Additionally, with higher debt service, it takes a lot smaller of a dip in occupancy to cause a default.
Whoever is the lead on the deal calls the shots. You want someone with more experience and a good reputation.
This isn’t saying you should never invest with someone with less experience, just make sure the returns are a bit higher to compensate for the additional risk, and make sure you have good voting rights in the partnership agreement.
Deals that have low occupancy will probably be cash flow negative at the beginning. This is accepting a lot of risk because if the property can’t be turned around quickly, it will go into default.
Further Adjusting Returns For Risk in Your Real Estate Deal
In reality, it’s impossible to simply know where exactly on the graph any property should be. Instead, it’s easier to compare two or more properties together and rank them.

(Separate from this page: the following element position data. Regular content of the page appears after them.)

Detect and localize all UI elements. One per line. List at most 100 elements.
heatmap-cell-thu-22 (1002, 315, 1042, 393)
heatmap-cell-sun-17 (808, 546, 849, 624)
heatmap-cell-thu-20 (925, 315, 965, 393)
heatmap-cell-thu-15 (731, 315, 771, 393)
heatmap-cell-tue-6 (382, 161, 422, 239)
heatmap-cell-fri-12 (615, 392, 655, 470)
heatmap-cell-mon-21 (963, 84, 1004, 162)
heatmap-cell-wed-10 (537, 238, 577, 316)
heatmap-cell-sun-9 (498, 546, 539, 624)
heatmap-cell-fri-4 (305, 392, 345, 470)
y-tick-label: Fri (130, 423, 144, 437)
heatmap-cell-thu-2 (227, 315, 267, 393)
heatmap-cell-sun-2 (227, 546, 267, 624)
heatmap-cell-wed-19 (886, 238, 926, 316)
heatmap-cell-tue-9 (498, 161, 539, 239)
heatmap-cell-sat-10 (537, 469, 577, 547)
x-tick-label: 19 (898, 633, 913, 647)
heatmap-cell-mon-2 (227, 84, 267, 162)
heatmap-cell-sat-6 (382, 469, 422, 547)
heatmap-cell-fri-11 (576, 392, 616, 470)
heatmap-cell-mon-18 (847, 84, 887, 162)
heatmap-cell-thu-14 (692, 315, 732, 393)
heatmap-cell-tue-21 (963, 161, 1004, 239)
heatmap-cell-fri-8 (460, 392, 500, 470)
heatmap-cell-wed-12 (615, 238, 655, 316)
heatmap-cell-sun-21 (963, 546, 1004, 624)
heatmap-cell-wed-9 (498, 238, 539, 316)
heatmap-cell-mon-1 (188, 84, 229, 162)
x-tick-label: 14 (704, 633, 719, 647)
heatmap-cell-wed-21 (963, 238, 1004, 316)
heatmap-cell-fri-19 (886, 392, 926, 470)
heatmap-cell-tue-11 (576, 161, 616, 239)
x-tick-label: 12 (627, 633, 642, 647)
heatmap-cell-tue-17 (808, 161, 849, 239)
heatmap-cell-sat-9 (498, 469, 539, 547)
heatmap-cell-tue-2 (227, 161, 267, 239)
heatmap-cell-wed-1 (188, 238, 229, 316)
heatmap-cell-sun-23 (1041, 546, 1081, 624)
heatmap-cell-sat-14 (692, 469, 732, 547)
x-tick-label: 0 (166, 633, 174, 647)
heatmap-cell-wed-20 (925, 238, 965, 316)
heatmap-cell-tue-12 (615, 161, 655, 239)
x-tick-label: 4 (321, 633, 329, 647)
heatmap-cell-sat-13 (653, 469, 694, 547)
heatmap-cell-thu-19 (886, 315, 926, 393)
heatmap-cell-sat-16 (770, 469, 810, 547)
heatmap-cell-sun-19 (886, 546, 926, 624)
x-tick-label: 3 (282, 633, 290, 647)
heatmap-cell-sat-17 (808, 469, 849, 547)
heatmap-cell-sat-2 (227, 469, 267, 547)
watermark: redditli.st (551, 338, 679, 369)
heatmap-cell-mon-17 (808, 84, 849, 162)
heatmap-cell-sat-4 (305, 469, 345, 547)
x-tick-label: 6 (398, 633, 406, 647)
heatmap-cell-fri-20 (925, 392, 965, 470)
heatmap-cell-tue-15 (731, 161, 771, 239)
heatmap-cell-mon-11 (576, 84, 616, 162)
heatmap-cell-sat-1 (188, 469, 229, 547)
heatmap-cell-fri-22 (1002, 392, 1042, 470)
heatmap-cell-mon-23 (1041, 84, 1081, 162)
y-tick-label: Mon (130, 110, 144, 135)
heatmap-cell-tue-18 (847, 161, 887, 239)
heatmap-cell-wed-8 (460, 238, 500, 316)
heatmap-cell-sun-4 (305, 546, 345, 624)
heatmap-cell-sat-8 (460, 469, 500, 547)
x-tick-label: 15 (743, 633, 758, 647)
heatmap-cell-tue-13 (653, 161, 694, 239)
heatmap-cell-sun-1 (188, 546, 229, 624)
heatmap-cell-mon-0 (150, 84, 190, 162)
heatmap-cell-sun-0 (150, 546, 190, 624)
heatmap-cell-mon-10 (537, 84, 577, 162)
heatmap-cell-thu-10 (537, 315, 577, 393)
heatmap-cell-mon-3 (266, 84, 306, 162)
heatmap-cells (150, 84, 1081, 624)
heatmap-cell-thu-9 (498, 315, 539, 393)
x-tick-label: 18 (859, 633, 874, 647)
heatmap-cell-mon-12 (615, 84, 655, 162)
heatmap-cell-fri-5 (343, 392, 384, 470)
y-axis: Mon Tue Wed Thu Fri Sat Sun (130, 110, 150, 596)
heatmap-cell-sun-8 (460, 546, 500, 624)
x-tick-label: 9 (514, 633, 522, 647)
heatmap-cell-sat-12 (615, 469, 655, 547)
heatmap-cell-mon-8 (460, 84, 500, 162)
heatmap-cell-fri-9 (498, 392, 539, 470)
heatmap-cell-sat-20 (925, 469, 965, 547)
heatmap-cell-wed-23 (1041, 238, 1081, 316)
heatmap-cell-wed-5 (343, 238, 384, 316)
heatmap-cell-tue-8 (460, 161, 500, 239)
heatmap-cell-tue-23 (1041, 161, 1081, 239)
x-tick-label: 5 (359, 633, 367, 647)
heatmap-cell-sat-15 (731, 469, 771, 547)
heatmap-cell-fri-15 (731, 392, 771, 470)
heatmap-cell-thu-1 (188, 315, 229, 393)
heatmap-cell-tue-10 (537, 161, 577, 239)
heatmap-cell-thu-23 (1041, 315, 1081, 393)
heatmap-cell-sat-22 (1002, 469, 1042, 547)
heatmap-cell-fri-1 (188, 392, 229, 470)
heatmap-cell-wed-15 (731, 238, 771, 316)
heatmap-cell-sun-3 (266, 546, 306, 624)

There are a lot of ways to do this, and you can get as detailed as you want. For illustration purposes, I’ll keep it super simple.
- Built 1965
- 95% occupied
- Core market area
- C Class tenant base
- 80% leverage
- Sponsor experience – 7 years
- Target IRR 15%
- Built 1982
- 85% occupied
- Secondary market
- B Class tenant base
- 70% leverage
- Sponsor experience – 10 years
- Target IRR 13.5%
The next step would be to assign a ranking to each category based on the risk. You can assign each from 1-100, 1-10, or 1-5, it doesn’t really matter. To keep it simple, I’ll rank them from 1-5 with 5 being riskiest
- Age – 4 (Older properties have more unknowns)
- Occupancy – 1 (95% occupancy is very good)
- Market – 1 (Core markets tend to maintain value better than secondary markets)
- Tenant Base – 3 (Lower class tenant base has more risk)
- Leverage – 4 (Higher leverage means more likely to lose the asset during a downturn)
- Sponsor – 3 (Experienced but not an expert)
Total Risk Number – 16
- Age – 2
- Occupancy – 3
- Market – 3
- Tenant Base – 2
- Leverage – 2
- Sponsor – 2
Total Risk Number – 14
With these two assets, you can see that one has more risk, but also has more return. If you plotted them against each other:
Another way to look at it is – in order to gain 1.5 percentage points more return, you accept 2 more points of risk.
Or… – You accept 14.3% more risk (2/14) to gain 11.1% more return (1.5/13.5).
Once you plot several properties onto a graph, you could slowly start to build out the real graph in your market. If you had hundreds of data points, your graph might look something like this:
Since you probably won’t have that much data as a typical investor, it’s best to compare just the several deals you can look at and compare them to each other… because you can always compare two deals against each other.
Then, you just need to decide if the additional risk is worth the additional return, to you.
Conclusion – Normal Portfolio Theory and Recommendations Apply to Real Estate
Just like you wouldn’t load up your stock portfolio with a ton of high risk and very speculative companies, you wouldn’t want to do the same thing in real estate.
Unfortunately, especially over the last several years, people have got this feeling that all of real estate is the same and what matters is the bottom line number.
The reality is the total projected return is completely meaningless if you don’t adjust it for risk.